Casi todas las reformas legales y las constitucionales desde 2019 han sido en detrimento de derechos ciudadanos. La ciudadanía que no votó por Morena ha quedado reducida a espectadora de su propio despojo.
La sobrerrepresentación legislativa, que surgió como método para garantizar gobernabilidad, hoy es la aplanadora oficial que nulifica cualquier oposición en nombre de la voluntad popular. Es preferible un Congreso incompleto, incluso con menos de 500 diputados, que uno que funcione como maquinaria para destruir la legalidad.
También el Poder Judicial ha sido cooptado por el discurso del espectáculo. Sus procesos de designación carecen de rigor y el rostro de los candidatos a jueces se exhibe como si fueran parte de una cartelera de lucha libre; sin dignidad, ni autonomía, ni criterios claros de selección más allá de la voluntad del mesías.
A esto se suma el deterioro del pacto federal con estados que, en lugar de entidades libres y soberanas, actúan como oficinas burocráticas que extienden la mano a la Federación. Los límites del federalismo quedaron en el olvido, se ignora el origen y destino de los recursos públicos y se subvierte el espíritu de la descentralización. El artículo 73 constitucional fue el caballo de Troya que permitió arrebatar competencias a los estados y amalgamar el Poder Legislativo en el centro. La norma que alguna vez buscó responder a emergencias terminó convertida en herramienta de expansión del Ejecutivo federal.
La falsa democracia se pasea disfrazada de voto popular, el sufragio quedó reducido a símbolo de una representación abstracta que ya no garantiza el pluralismo ni la división de poderes. Se gobierna por decreto, se legisla por consigna, se juzga por encargo.

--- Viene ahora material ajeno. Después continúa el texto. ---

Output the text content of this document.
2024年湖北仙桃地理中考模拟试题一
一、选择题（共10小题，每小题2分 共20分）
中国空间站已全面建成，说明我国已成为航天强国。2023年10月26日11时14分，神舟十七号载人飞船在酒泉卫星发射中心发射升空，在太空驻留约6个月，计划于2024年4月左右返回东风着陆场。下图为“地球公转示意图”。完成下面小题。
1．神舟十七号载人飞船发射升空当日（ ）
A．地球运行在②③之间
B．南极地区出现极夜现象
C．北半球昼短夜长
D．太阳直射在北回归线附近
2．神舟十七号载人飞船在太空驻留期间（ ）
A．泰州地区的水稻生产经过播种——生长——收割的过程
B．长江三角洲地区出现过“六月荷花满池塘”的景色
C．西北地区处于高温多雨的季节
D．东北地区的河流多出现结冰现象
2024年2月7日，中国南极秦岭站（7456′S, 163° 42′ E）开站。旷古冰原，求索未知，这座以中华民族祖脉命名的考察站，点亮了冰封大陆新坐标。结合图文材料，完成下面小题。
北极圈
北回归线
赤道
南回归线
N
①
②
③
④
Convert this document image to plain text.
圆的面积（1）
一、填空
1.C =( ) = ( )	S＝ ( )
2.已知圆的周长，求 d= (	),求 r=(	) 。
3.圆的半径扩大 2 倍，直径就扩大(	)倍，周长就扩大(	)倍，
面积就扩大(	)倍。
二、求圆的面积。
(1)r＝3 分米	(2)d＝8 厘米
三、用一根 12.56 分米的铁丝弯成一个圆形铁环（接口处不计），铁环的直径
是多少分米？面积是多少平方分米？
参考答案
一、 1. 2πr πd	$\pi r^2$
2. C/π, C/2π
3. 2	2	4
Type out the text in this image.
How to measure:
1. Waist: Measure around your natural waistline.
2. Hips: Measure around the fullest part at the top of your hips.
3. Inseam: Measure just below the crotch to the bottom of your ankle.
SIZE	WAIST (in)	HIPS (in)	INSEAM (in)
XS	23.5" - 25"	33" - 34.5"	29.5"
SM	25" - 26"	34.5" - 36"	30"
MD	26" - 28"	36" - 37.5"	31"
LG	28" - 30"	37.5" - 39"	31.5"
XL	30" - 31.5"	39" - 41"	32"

La única salida para hacer de México un país verdaderamente democrático es: primero, voluntad política para impulsar una reforma integral que establezca límites claros a la designación de funcionarios y cree contrapesos reales, no decorativos; segundo, normas que impidan la sobrerrepresentación y devuelvan sentido a la pluralidad, que nunca más una sola línea de pensamiento someta la voluntad de todo un país; tercero, un Poder Judicial verdaderamente independiente que se integre a sí mismo y garantice que su criterio esté comprometido con la ley; y finalmente, una nueva arquitectura constitucional que devuelva facultades a los estados. Sólo una ciudadanía activa, consciente e inconforme podrá impulsar tareas de tan enorme dimensión.
Estas medidas no buscan el debilitamiento del Estado, sino fortalecerlo evitando que una sola persona lo absorba todo. Si no se limita al poder, si no se reconduce el pacto federal, si no se reconstruyen los contrapesos, lo que se consolida no es una democracia, sino una simulación con rostro autoritario.